I think taking a nice shit is a lot more satisfying than an orgasm. This is probably why I'm single.
She said "You blew my mind last night." and I said "nah, I just blew my load." and her mom heard.
I took a picture of his ID so i could remember how to spell his last name and facebook stalk him later...I think he saw me do it
I like the one of me you and her but you're looking at me...Total foreshadowing right there. I'm cropping it
don't ever tell me how terrible your next walk of shame is until you run into your little brother on his way to class.
I told her she can't come to our bonfire because she throws up on herself & she has a mustache. And now apparently I'm a bitch or something.
I swear god is testing me by giving me awesome guys with tiny penises
Dude, I need a lifestyle change.
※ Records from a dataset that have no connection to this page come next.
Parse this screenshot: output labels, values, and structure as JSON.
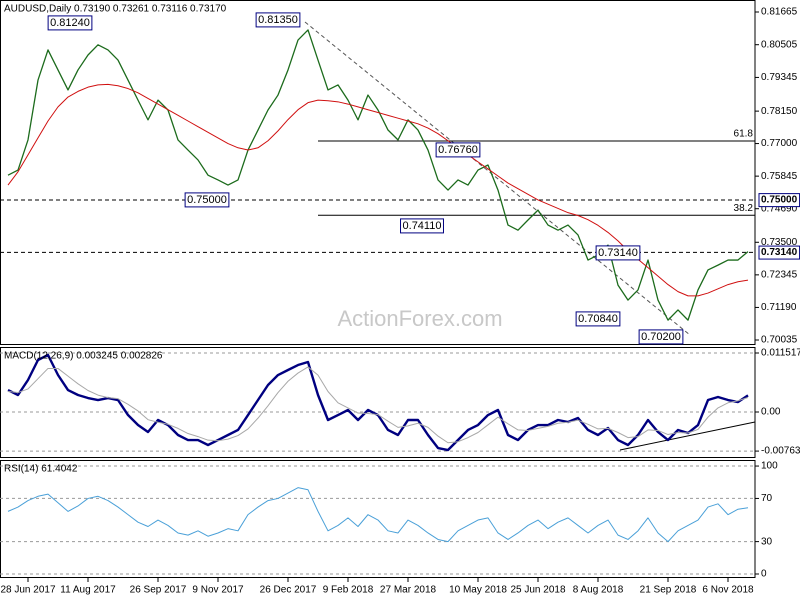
{
  "chart_data": [
    {
      "type": "line",
      "title": "AUDUSD,Daily  0.73190 0.73261 0.73116 0.73170",
      "watermark": "ActionForex.com",
      "categories": [
        null,
        null,
        "28 Jun 2017",
        null,
        null,
        null,
        null,
        null,
        "11 Aug 2017",
        null,
        null,
        null,
        null,
        null,
        null,
        "26 Sep 2017",
        null,
        null,
        null,
        null,
        null,
        "9 Nov 2017",
        null,
        null,
        null,
        null,
        null,
        null,
        "26 Dec 2017",
        null,
        null,
        null,
        null,
        null,
        "9 Feb 2018",
        null,
        null,
        null,
        null,
        null,
        "27 Mar 2018",
        null,
        null,
        null,
        null,
        null,
        null,
        "10 May 2018",
        null,
        null,
        null,
        null,
        null,
        "25 Jun 2018",
        null,
        null,
        null,
        null,
        null,
        "8 Aug 2018",
        null,
        null,
        null,
        null,
        null,
        null,
        "21 Sep 2018",
        null,
        null,
        null,
        null,
        null,
        "6 Nov 2018",
        null,
        null
      ],
      "series": [
        {
          "color": "#1c6b1c",
          "width": 1.3,
          "values": [
            0.7588,
            0.7606,
            0.7713,
            0.7925,
            0.8032,
            0.7961,
            0.789,
            0.7961,
            0.8014,
            0.805,
            0.8032,
            0.7996,
            0.7925,
            0.7854,
            0.7784,
            0.7854,
            0.7819,
            0.7713,
            0.7677,
            0.7642,
            0.7588,
            0.7571,
            0.7553,
            0.7571,
            0.7677,
            0.7748,
            0.7819,
            0.7872,
            0.7961,
            0.8067,
            0.8103,
            0.7996,
            0.789,
            0.7908,
            0.7854,
            0.7784,
            0.7872,
            0.7819,
            0.7748,
            0.7713,
            0.7784,
            0.7748,
            0.7677,
            0.7571,
            0.7535,
            0.7571,
            0.7553,
            0.7606,
            0.7624,
            0.7535,
            0.7411,
            0.7393,
            0.7429,
            0.7464,
            0.7411,
            0.7393,
            0.7411,
            0.7376,
            0.7287,
            0.7305,
            0.734,
            0.7198,
            0.7145,
            0.7181,
            0.7287,
            0.7145,
            0.7074,
            0.711,
            0.7074,
            0.7181,
            0.7252,
            0.7269,
            0.7287,
            0.7287,
            0.7317
          ]
        },
        {
          "color": "#d01010",
          "width": 1,
          "values": [
            0.7553,
            0.76,
            0.766,
            0.772,
            0.778,
            0.783,
            0.7865,
            0.7885,
            0.79,
            0.7908,
            0.791,
            0.7905,
            0.7895,
            0.788,
            0.786,
            0.784,
            0.782,
            0.78,
            0.778,
            0.776,
            0.774,
            0.772,
            0.77,
            0.7685,
            0.7677,
            0.7685,
            0.771,
            0.7745,
            0.7785,
            0.782,
            0.7845,
            0.7854,
            0.7852,
            0.7848,
            0.784,
            0.783,
            0.782,
            0.781,
            0.78,
            0.779,
            0.778,
            0.777,
            0.7755,
            0.7735,
            0.771,
            0.7685,
            0.766,
            0.7635,
            0.761,
            0.7585,
            0.756,
            0.754,
            0.752,
            0.75,
            0.7485,
            0.747,
            0.7455,
            0.7445,
            0.743,
            0.741,
            0.7385,
            0.7355,
            0.732,
            0.729,
            0.726,
            0.723,
            0.72,
            0.7175,
            0.716,
            0.716,
            0.717,
            0.7185,
            0.72,
            0.721,
            0.7216
          ]
        }
      ],
      "ylim": [
        0.69858,
        0.8209
      ],
      "yticks": [
        {
          "value": 0.81665,
          "label": "0.81665"
        },
        {
          "value": 0.80505,
          "label": "0.80505"
        },
        {
          "value": 0.79345,
          "label": "0.79345"
        },
        {
          "value": 0.7815,
          "label": "0.78150"
        },
        {
          "value": 0.77,
          "label": "0.77000"
        },
        {
          "value": 0.75845,
          "label": "0.75845"
        },
        {
          "value": 0.7469,
          "label": "0.74690"
        },
        {
          "value": 0.735,
          "label": "0.73500"
        },
        {
          "value": 0.72345,
          "label": "0.72345"
        },
        {
          "value": 0.7119,
          "label": "0.71190"
        },
        {
          "value": 0.70035,
          "label": "0.70035"
        }
      ],
      "levels": [
        {
          "value": 0.75,
          "label": "0.75000"
        },
        {
          "value": 0.7314,
          "label": "0.73140"
        }
      ],
      "fib_levels": [
        {
          "value": 0.7709,
          "label": "61.8"
        },
        {
          "value": 0.7446,
          "label": "38.2"
        }
      ],
      "annotations": [
        "0.81240",
        "0.81350",
        "0.75000",
        "0.74110",
        "0.76760",
        "0.73140",
        "0.70840",
        "0.70200"
      ]
    },
    {
      "type": "line",
      "title": "MACD(12,26,9) 0.003245 0.002826",
      "series": [
        {
          "color": "#000080",
          "width": 2.4,
          "values": [
            0.00429,
            0.00332,
            0.00625,
            0.01015,
            0.01113,
            0.00722,
            0.00429,
            0.00332,
            0.00273,
            0.00234,
            0.00273,
            0.00234,
            -0.00059,
            -0.00254,
            -0.0039,
            -0.00156,
            -0.00254,
            -0.00449,
            -0.00547,
            -0.00547,
            -0.00644,
            -0.00547,
            -0.00449,
            -0.00351,
            -0.00059,
            0.00234,
            0.00527,
            0.00722,
            0.0082,
            0.00917,
            0.00976,
            0.00332,
            -0.00156,
            -0.00059,
            0.00039,
            -0.00156,
            0.00039,
            -0.00059,
            -0.00351,
            -0.00449,
            -0.00156,
            -0.00156,
            -0.00449,
            -0.00703,
            -0.00742,
            -0.00547,
            -0.00351,
            -0.00254,
            -0.00059,
            0.00039,
            -0.00449,
            -0.00547,
            -0.00351,
            -0.00254,
            -0.00254,
            -0.00156,
            -0.00195,
            -0.00117,
            -0.00351,
            -0.00449,
            -0.00312,
            -0.00547,
            -0.00644,
            -0.00449,
            -0.00156,
            -0.0039,
            -0.00547,
            -0.00351,
            -0.0041,
            -0.00254,
            0.00234,
            0.00293,
            0.00234,
            0.00195,
            0.003245
          ]
        },
        {
          "color": "#a8a8a8",
          "width": 1,
          "values": [
            0.004,
            0.0038,
            0.0045,
            0.0065,
            0.0085,
            0.0085,
            0.007,
            0.0055,
            0.0042,
            0.0033,
            0.0028,
            0.0026,
            0.0015,
            0.0002,
            -0.0015,
            -0.002,
            -0.0024,
            -0.0032,
            -0.0042,
            -0.0048,
            -0.0055,
            -0.0056,
            -0.0053,
            -0.0046,
            -0.0033,
            -0.0012,
            0.0012,
            0.0038,
            0.006,
            0.0076,
            0.0088,
            0.0072,
            0.004,
            0.0018,
            0.0008,
            -0.0002,
            -0.0003,
            -0.0005,
            -0.0018,
            -0.003,
            -0.0027,
            -0.0022,
            -0.003,
            -0.0047,
            -0.006,
            -0.0058,
            -0.005,
            -0.004,
            -0.0025,
            -0.001,
            -0.0023,
            -0.0035,
            -0.0036,
            -0.0032,
            -0.0028,
            -0.0022,
            -0.002,
            -0.0016,
            -0.0024,
            -0.0033,
            -0.0032,
            -0.004,
            -0.005,
            -0.0048,
            -0.0035,
            -0.0036,
            -0.0044,
            -0.004,
            -0.0041,
            -0.0034,
            -0.001,
            0.0008,
            0.0018,
            0.0022,
            0.002826
          ]
        }
      ],
      "ylim": [
        -0.008979,
        0.012688
      ],
      "yticks": [
        0.011517,
        {
          "value": 0,
          "label": "0.00"
        },
        {
          "value": -0.00763,
          "label": "-0.00763"
        }
      ],
      "grid": true
    },
    {
      "type": "line",
      "title": "RSI(14) 61.4042",
      "series": [
        {
          "color": "#4aa0d8",
          "width": 1,
          "values": [
            58,
            62,
            68,
            72,
            74,
            66,
            58,
            63,
            70,
            72,
            68,
            62,
            55,
            48,
            44,
            50,
            45,
            38,
            36,
            40,
            35,
            38,
            42,
            40,
            55,
            62,
            68,
            70,
            75,
            80,
            78,
            58,
            40,
            45,
            52,
            44,
            55,
            50,
            40,
            38,
            50,
            45,
            38,
            32,
            30,
            40,
            45,
            50,
            52,
            38,
            32,
            38,
            45,
            50,
            42,
            48,
            52,
            45,
            38,
            45,
            50,
            36,
            32,
            40,
            52,
            38,
            30,
            40,
            45,
            50,
            62,
            65,
            55,
            60,
            61.4042
          ]
        }
      ],
      "ylim": [
        -3.7,
        105.6
      ],
      "yticks": [
        100,
        70,
        30,
        0
      ],
      "grid": true
    }
  ]
}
I'm to old to be making out with chicks in foam parties, letting older chicks get all excited because I let them put their hands up my shirt, and running around doing scavenger hunts with 18 yr old chicks.
You woke me up at 2 am to tell me I could pee in a golf club if I wanted to.
I'm going home because your Crackraptor step-brother tried getting his nasty meat hawks in my pants last night.
When one of my seniors asked "Rough night?" I realized my poor decisions involving Tuesday night drinking did not go unnoticed.
well what the fuck is the POINT of teetotal mardi gras
I just took a service station dump so foul I had to buy gas out of guilt
I felt I lost my designated buddy on a field trip when you wandered off to get high with strangers.
Can my mom come with to the bar? Prince just died and I feel like I need to take her out to cheer her up.